If there is another approach or a simplified example out there that someone would suggest I would be greatly appreciative.

VTK’s CI/CD extracts some information from the CMAKE_CONFIGURATION environment variable. For Windows specifically, the VCVARS* variables are also important. Our setup assumes that the runner sets VS160COMNTOOLS to where its installed Visual Studio lives. This is then used by .gitlab/ci/vcvarsall.ps1 to set up the Visual Studio toolchain environment.

Your situation seems like you have a 32bit environment loaded rather than the 64bit env.

Unfortunately, all of our projects are sharing the same infrastructure, so they’re all going to have this level of complexity.
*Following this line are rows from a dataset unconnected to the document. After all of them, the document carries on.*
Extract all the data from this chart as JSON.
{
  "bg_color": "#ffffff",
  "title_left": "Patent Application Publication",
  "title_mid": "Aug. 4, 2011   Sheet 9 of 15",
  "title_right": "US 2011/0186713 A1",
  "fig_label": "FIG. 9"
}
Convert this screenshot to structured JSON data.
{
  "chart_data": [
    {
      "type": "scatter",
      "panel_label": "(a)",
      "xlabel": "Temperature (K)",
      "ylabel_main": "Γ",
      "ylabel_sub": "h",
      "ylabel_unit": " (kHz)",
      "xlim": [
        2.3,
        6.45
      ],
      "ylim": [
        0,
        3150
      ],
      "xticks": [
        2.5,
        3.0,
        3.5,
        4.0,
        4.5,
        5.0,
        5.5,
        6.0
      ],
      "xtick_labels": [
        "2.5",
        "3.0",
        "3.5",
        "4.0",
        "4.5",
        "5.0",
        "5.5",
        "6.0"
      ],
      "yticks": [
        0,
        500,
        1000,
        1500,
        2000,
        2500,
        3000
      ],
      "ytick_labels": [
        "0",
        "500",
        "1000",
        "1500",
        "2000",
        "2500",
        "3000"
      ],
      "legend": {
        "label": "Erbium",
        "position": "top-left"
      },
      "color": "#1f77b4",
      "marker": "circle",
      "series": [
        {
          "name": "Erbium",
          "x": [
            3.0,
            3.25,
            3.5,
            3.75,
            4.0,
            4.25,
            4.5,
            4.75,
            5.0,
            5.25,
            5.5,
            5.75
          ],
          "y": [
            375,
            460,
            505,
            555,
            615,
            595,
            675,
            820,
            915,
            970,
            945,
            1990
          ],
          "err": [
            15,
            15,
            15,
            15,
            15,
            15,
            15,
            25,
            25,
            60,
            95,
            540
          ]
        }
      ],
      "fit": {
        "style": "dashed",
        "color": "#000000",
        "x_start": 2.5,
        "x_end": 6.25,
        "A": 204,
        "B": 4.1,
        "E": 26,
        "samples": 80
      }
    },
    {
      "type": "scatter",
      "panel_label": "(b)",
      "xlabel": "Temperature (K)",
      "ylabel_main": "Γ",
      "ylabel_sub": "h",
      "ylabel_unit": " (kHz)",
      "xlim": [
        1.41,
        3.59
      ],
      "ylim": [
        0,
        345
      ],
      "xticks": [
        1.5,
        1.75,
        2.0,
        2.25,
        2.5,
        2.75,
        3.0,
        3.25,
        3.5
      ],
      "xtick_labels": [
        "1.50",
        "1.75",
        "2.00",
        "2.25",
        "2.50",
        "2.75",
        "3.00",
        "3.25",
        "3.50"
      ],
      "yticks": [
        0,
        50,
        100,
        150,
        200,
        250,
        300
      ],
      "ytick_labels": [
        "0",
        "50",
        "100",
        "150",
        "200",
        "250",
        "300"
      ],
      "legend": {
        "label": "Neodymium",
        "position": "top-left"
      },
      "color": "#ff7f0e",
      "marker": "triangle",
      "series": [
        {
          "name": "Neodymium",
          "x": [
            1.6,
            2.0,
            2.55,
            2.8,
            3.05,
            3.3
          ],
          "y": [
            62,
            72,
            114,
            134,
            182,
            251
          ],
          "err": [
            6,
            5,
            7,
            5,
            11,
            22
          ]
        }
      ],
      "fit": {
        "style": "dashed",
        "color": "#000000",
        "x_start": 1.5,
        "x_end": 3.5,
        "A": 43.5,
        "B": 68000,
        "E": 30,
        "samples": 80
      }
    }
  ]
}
Thank you so much @ben.boeckel. I was hopeful, but that matches up with the similar setups across the related projects i looked into.

Yes it seems super weird because I am downloading the same python file python-win64-3.8.6.tar.xz and using python -m pip install, but pip installs numpy-1.21.0-cp38-cp38-win32.whl which I would not have expected and gives an error when importing it, and trying to install the x64 version from download gives an error.

I think you are saying that VCVARS* and VS160COMNTOOLS variables would affect the how python and pip execute? I would have thought an x64 python executable would run in x64 mode all the time. Is there something in the environment (not properly set) that would be causing the mismatch? I will keep searching. Thank you so much.

Thank you for the hint, the environment appears to be the culprit.

Where do those python packages come from? the ones hosted at https://www.paraview.org/files/dependencies/

I think the loaded environment might have something to do with it. I really don’t know; Python has so many weird behaviors that I can’t keep track of all of them, sorry.

I would too. shrug

They are made via the .gitlab/ci/wheels/prep_python_windows.ps1 script in VTK’s repository.

Thank you. It was definitely something funky with how python interacts with the visual studio variables. the scripts I am using aren’t smart enough to know if x86 or x64 is loaded, only that visual studio variables are loaded.

I definitely didn’t expect that to be the issue. making sure the vcvars loaded x64 the thing works. super funky business.

I think pip looks to see what (if any) VS toolchain is available if it needs to end up compiling C code and somewhere in there forgets to check whether it can actually use such code. I would suggest filing an issue upstream.